The “New Normal” in the Legal Profession

UNC’s Bernard Burk has an interesting new paper on changes to the legal profession and legal job market, “What’s New About the New Normal: The Evolving Market for New Lawyers in the 21st Century.” Here’s the abstract:

Everyone agrees that job prospects for many new law graduates have been poor for the last several years; there is rather less consensus on whether, when, how or why that may change. This article analyzes historical and current trends in the job market for new lawyers in an effort to predict how that market may evolve.

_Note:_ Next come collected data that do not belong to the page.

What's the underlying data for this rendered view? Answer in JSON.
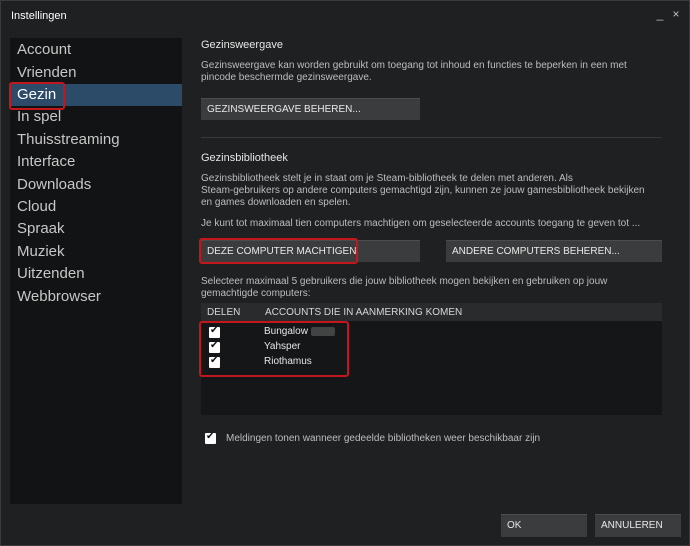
{
  "window": {
    "title": "Instellingen"
  },
  "titlebar_buttons": {
    "minimize": "_",
    "close": "×"
  },
  "sidebar": {
    "items": [
      {
        "label": "Account"
      },
      {
        "label": "Vrienden"
      },
      {
        "label": "Gezin"
      },
      {
        "label": "In spel"
      },
      {
        "label": "Thuisstreaming"
      },
      {
        "label": "Interface"
      },
      {
        "label": "Downloads"
      },
      {
        "label": "Cloud"
      },
      {
        "label": "Spraak"
      },
      {
        "label": "Muziek"
      },
      {
        "label": "Uitzenden"
      },
      {
        "label": "Webbrowser"
      }
    ],
    "active_index": 2
  },
  "family_view": {
    "title": "Gezinsweergave",
    "description_line1": "Gezinsweergave kan worden gebruikt om toegang tot inhoud en functies te beperken in een met",
    "description_line2": "pincode beschermde gezinsweergave.",
    "manage_button": "GEZINSWEERGAVE BEHEREN..."
  },
  "family_library": {
    "title": "Gezinsbibliotheek",
    "description_line1": "Gezinsbibliotheek stelt je in staat om je Steam-bibliotheek te delen met anderen. Als",
    "description_line2": "Steam-gebruikers op andere computers gemachtigd zijn, kunnen ze jouw gamesbibliotheek bekijken",
    "description_line3": "en games downloaden en spelen.",
    "limit_text": "Je kunt tot maximaal tien computers machtigen om geselecteerde accounts toegang te geven tot ...",
    "authorize_button": "DEZE COMPUTER MACHTIGEN",
    "other_computers_button": "ANDERE COMPUTERS BEHEREN...",
    "select_line1": "Selecteer maximaal 5 gebruikers die jouw bibliotheek mogen bekijken en gebruiken op jouw",
    "select_line2": "gemachtigde computers:",
    "table": {
      "col_share": "DELEN",
      "col_accounts": "ACCOUNTS DIE IN AANMERKING KOMEN",
      "rows": [
        {
          "name": "Bungalow",
          "checked": true
        },
        {
          "name": "Yahsper",
          "checked": true
        },
        {
          "name": "Riothamus",
          "checked": true
        }
      ]
    },
    "notify_label": "Meldingen tonen wanneer gedeelde bibliotheken weer beschikbaar zijn",
    "notify_checked": true
  },
  "footer": {
    "ok": "OK",
    "cancel": "ANNULEREN"
  },
  "colors": {
    "highlight": "#c4161d",
    "active_item": "#2c4b69"
  }
}
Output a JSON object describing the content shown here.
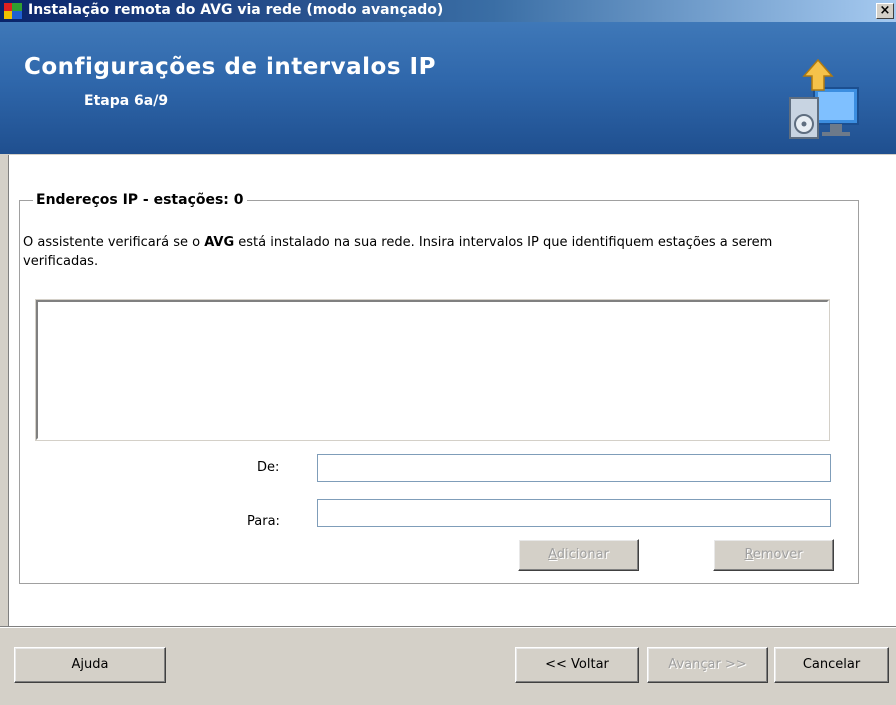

The article derives quantitative measurements of the proportion of law graduates over the last thirty years who have obtained initial employment for which law school serves as rational substantive preparation (“Law Jobs”). In comparing entry-level hiring patterns since 2008 with those in earlier periods, a significant development emerges: While other sectors of the market for new lawyers have changed only modestly during the Great Recession, one sector — the larger private law firms colloquially known as “BigLaw” — has contracted six times as much as all the others. Though BigLaw hiring has historically accounted for only 10%-20% of each graduating class, it is responsible for over half the entry-level Law Jobs lost since 2008.

While some observers predict a return to business as usual as the economy recovers, this article is skeptical of that account. The article identifies significant structural changes in the way that the services traditionally provided by BigLaw are being produced, staffed and priced that diminish BigLaw’s need for junior lawyers both immediately and in the longer term. These observations suggest that entry-level BigLaw hiring, and thus the market for new lawyers overall, will remain depressed below pre-recession levels well after demand for the services BigLaw has traditionally provided recovers. At the same time, new lawyers’ job prospects may nevertheless improve as the contraction in the legal academy now underway reduces the number of new graduates competing for work.

The article has attracted a reasonable amount of discussion from the usual sources. Paul Caron rounds up some commentary here, including Burk’s rejoinder to ATL’s coverage of his paper.